Jahrzehnte war kaum etwas so vorhersehbar wie der Wahlausgang in Bayern. Doch aktuell ist die CSU weit von der Alleinregierung entfernt. Eine knifflige Regierungsbildung lauert

Kopf­schmerzen? Ach wo. Wenn es schlecht ausgeht, war’s der Söder, denkt sich Seehofer Foto: Michael Kappeler/dpa

Aus München Dominik Baur

Ein kleiner Paukenschlag war es dann doch, als das Ergebnis des neuen Bayerntrends am Mittwoch bekannt gegeben wurde.

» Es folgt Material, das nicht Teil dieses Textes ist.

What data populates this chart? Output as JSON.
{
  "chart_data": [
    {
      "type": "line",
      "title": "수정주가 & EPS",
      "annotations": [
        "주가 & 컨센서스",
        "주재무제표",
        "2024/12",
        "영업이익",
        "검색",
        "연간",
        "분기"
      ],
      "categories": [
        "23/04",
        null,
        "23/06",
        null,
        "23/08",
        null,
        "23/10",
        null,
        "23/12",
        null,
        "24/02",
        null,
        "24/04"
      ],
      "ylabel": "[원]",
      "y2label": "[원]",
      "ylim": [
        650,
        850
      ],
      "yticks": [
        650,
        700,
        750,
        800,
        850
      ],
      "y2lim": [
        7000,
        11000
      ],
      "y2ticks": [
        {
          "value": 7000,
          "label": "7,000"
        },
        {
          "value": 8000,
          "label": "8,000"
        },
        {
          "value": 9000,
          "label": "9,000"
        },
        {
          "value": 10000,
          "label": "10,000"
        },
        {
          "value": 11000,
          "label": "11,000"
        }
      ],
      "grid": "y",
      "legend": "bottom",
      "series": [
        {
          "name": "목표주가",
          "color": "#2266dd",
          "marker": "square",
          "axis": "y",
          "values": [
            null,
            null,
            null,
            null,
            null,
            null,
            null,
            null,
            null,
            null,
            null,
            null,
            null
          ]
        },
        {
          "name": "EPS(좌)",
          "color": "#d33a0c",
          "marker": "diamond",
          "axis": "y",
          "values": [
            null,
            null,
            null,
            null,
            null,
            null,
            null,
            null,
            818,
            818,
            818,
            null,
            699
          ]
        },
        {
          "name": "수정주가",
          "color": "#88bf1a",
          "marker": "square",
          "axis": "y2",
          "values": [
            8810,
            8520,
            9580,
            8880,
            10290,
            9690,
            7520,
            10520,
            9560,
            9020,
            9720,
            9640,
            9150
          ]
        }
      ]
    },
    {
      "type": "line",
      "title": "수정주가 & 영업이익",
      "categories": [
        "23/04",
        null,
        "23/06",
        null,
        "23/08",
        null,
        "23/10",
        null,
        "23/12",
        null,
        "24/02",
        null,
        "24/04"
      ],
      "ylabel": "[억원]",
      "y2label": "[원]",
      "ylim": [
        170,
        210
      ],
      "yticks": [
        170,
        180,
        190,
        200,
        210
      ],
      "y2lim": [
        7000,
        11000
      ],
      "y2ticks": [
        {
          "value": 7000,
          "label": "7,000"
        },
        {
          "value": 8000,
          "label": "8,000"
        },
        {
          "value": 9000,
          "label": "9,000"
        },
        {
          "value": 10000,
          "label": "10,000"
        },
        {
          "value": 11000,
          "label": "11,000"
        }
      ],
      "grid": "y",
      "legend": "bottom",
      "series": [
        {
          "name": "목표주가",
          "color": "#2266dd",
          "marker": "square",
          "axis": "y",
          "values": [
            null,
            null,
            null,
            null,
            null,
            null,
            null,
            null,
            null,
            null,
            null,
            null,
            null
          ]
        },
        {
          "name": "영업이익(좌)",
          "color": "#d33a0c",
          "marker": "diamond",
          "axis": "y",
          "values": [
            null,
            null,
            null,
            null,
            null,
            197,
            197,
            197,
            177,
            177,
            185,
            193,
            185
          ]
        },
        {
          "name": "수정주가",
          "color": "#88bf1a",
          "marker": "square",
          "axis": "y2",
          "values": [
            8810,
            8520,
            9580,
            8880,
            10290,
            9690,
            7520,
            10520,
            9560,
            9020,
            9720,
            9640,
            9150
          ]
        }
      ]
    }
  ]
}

Die Umfragen im Auftrag der BR-Sendung „Kontrovers“ gelten als die wichtigsten Stimmungsbarometer im Freistaat. 38 Prozent für die noch allein regierende CSU – dass gab’s noch nie.

Manch einer spekuliert nun, dass sich Ministerpräsident Markus Söder von einer solchen Wählerwatschn nicht erholen würde, sollte sich der Trend im Oktober auch nur im Ansatz im Wahlergebnis manifestieren.

Klar, Umfragen sind keine Wahlergebnisse, die Landtagswahl ist erst am 14. Oktober, 55 Prozent der Wähler sind noch unentschlossen, und überhaupt: Überraschungen am Wahlabend sind mittlerweile weniger Ausnahme denn Regel.

Söder jedoch baut schon seit Längerem vor: Während Horst Seehofer nach seinem Sturz stets versuchte, die Messlatte für seinen Nachfolger und Erzrivalen möglichst hoch zu hängen und an die absolute Mehrheit erinnerte, die es zu verteidigen gelte, dämpfte Söder seinerseits die Erwartungen und verwies bei allen Hiobsbotschaften darauf, dass die Schuldigen in Berlin säßen. Will heißen: Auch wenn die CSU mit mir als Spitzenkandidaten eine Niederlage einfährt, bin ich hinterher der richtige Mann, um sie aus dem Dreck zu ziehen – mit dem Wahlergebnis hatte ich nichts zu tun.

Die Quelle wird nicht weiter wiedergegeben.